Shapes and layouts also vary—a lot more choice exists now than in previous years. Currently more focus is on PCs that can take a discrete graphics card. For such cases, shoebox is the most common shape. And as you shrink their size, sandwich layouts (where the the case is divided into two sections, with the GPU occupying one half and the CPU/motherboard the other) are popular for better airflow. You don’t see as many classic layouts, where one chamber houses all the components.
#2: Case prices are no longer sky high
Not long ago, spending between $180 and $250 for a small form factor case wasn’t uncommon. While you could find some models for less, those that accommodated a discrete GPU trended closer to 20L and were made with cheaper materials.
But in the last couple of years, the market has begun to change. Big case vendors like Cooler Master and Lian Li have waded into SFF with a vengeance, and they’re not merely capitalizing on current zeitgeist. They’re democratizing it, too. Cooler Master made waves with the astonishingly sleek yet affordable NR200, which launched at $80 USD. Even at higher price points, which shrink the footprint of the case, incorporate more features, or boast even fancier materials, the cost is on par with larger cases of similar quality. Spending $130 on the Lian Li A4-H2O doesn’t feel like overspending compared to the company’s O11 Air Mini—just a different path taken.

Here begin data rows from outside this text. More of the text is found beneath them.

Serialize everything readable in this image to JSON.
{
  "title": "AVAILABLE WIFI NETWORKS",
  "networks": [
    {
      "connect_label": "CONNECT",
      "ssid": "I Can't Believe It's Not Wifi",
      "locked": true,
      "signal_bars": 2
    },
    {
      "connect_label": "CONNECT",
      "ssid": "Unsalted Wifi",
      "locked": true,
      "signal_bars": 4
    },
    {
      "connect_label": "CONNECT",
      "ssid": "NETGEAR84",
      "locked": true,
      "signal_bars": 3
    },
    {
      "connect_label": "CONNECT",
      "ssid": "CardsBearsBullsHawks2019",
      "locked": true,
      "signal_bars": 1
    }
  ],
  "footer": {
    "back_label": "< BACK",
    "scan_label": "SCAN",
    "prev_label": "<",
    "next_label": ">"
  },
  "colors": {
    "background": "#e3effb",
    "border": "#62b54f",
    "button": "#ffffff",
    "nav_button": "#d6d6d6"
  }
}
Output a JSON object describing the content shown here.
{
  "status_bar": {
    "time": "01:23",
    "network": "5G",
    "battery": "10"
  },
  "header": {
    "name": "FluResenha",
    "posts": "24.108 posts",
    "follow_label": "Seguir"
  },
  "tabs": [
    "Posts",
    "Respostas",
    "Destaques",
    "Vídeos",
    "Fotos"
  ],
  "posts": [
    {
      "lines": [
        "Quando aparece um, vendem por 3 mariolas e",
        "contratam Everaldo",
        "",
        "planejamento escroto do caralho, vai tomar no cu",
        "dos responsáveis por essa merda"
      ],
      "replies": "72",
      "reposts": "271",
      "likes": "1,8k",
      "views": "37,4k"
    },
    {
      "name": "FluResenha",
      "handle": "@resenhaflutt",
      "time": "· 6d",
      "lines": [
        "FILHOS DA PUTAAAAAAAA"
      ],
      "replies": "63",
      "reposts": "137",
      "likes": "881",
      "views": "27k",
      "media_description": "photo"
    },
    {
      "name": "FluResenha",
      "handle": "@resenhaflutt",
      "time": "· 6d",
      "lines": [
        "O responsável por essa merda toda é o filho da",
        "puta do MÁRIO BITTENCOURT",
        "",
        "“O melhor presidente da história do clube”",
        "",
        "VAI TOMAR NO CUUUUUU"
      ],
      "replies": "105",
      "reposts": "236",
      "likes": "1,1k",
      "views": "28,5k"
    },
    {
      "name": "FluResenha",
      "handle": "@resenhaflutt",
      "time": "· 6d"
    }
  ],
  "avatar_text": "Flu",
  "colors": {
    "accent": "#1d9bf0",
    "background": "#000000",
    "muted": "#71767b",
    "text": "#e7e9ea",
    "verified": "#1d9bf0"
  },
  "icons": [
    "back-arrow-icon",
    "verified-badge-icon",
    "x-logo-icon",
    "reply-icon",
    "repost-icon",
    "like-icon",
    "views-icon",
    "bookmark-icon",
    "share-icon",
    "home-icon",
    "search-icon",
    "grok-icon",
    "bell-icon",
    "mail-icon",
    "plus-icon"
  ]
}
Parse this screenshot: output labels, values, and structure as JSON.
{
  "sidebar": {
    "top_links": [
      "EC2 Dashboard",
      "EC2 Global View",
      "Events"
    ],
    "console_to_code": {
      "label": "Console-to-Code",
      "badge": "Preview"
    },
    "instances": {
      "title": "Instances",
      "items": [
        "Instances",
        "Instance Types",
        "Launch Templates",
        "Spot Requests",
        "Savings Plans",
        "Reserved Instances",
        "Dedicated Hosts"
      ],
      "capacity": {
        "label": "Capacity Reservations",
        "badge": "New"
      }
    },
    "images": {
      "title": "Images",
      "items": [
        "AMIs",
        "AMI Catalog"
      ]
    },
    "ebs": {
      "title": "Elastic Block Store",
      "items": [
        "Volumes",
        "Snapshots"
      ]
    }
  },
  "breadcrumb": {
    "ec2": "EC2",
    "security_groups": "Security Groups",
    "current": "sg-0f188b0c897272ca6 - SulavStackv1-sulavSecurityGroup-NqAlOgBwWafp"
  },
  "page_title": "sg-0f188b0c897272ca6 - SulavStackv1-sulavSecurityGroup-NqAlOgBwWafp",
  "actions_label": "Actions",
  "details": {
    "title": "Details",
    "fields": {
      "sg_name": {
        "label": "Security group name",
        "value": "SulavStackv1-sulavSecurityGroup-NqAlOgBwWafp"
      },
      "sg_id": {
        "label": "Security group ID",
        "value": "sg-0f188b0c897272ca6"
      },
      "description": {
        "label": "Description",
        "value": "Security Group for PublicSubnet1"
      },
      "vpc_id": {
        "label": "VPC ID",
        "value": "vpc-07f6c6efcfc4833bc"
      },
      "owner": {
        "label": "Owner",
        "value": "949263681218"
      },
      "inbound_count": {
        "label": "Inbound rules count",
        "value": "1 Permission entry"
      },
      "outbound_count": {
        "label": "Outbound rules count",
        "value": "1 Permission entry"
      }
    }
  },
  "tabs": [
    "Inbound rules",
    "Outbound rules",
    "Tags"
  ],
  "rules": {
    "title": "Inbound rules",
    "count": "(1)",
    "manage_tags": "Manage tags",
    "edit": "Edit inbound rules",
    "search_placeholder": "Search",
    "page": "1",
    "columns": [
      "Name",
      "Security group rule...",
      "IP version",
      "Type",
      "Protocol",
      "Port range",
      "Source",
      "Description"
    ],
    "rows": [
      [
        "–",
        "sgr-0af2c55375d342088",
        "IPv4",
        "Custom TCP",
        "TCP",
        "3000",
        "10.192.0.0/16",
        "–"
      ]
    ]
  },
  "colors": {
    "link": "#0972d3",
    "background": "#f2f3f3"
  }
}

#3: But SFF PCs still cost more overall
We love to see the falling prices on small form factor cases, since that gets more people into the SFF scene. But the overall cost of building an SFF PC still runs higher on average, due to a few factors.
The main sticking point is the need for a mini-ITX motherboard. Despite having fewer features compared to ATX boards due to their smaller size, they tend to start at higher prices. And while you can find a case here and there that can accommodate an ATX power supply, most SFF builds require an SFX or SFX-L power supply, which also start at higher prices. You’re not paying more for less, per se—you shell out more because you start with nicer gear. Manufacturers don’t typically make stripped-down mini-ITX boards or SFX PSUs.
Ancillary purchases can creep in, too. They’re things you don’t usually need with a larger build, like fan grills or different power cables. In more spacious accommodations, your wires can be more easily routed around fans so they’re not chewed up by the blades. Similarly, you don’t need to sweat inflexible power cables. Even in a micro-tower case, you don’t need to wad them up and cram them into tight crevices. And if you’re into making the most of your hardware—or live in deathly fear of suboptimal temperatures—you may end up putting more money into higher-performing cooling, too. You don’t have to plan on a picture-perfect build to end up spending more. Costs can still add up as you compensate for having less room to work in.
#4: Your hardware won’t fry
You can’t escape the laws of nature, but packing hardware into tight quarters isn’t their death sentence. Modern SFF cases pay much more attention to airflow, and more importantly they better accommodate closed loop coolers, which can help drop temps without taking a ton of space.
The bigger factor with temperatures in small form factor builds is planning. Unlike with a mid-tower PC, you can’t pick a set of parts that are cheap or appeal to you, slap them inside, and expect an optimal outcome. To keep CPU and GPU temps within recommended ranges, you have to consider the layout of your chosen case and how your parts list will interact within that layout. But even though an SFF PC will run a little warmer than a mid-tower build, you can still hit great temps with some effort (and probably a little more money than initially anticipated).
#5: Building often takes more time
Alaina Yee / IDG
In larger cases, you can install parts in almost any order. With small-form factor PCs, installing components typically follows an ideal order—and figuring that out always takes time. Even when the manufacturer offers guidelines for the process, you can still find yourself doubling back to fiddle with this or that. For example, maybe you should have routed the 24-pin power supply cable from a different angle before mounting the motherboard.
YouTube videos can reduce the hassle of determining the sequence of steps, but either way, you’re still going to invest more minutes (or hours) overall. Cable management can take extra work in particular—when one PCWorld staff member built his first SFF PC, that was the very first thing that he learned.
Why go SFF?
A tiny desktop PC that can fit just about anywhere and be moved with ease between those spots is already pretty cool. Being able to pack in high-end parts like a Ryzen 9 5900X and a GeForce RTX 3080 in that same computer is absolutely awesome. Small doesn’t have to be a sacrifice of performance.
And with more attention being paid to the SFF scene, the room for different tastes only grows. (No pun intended.) That’s the reason news about freshly announced or launch cases get so much hype. Improved aesthetics and innovative designs continue to enhance the building experience, while also offering more flexibility and choice. Whole riffs on SFF builds like Intel’s Dragon Canyon NUC are especially exciting—you can roll an 8-liter PC in under an hour.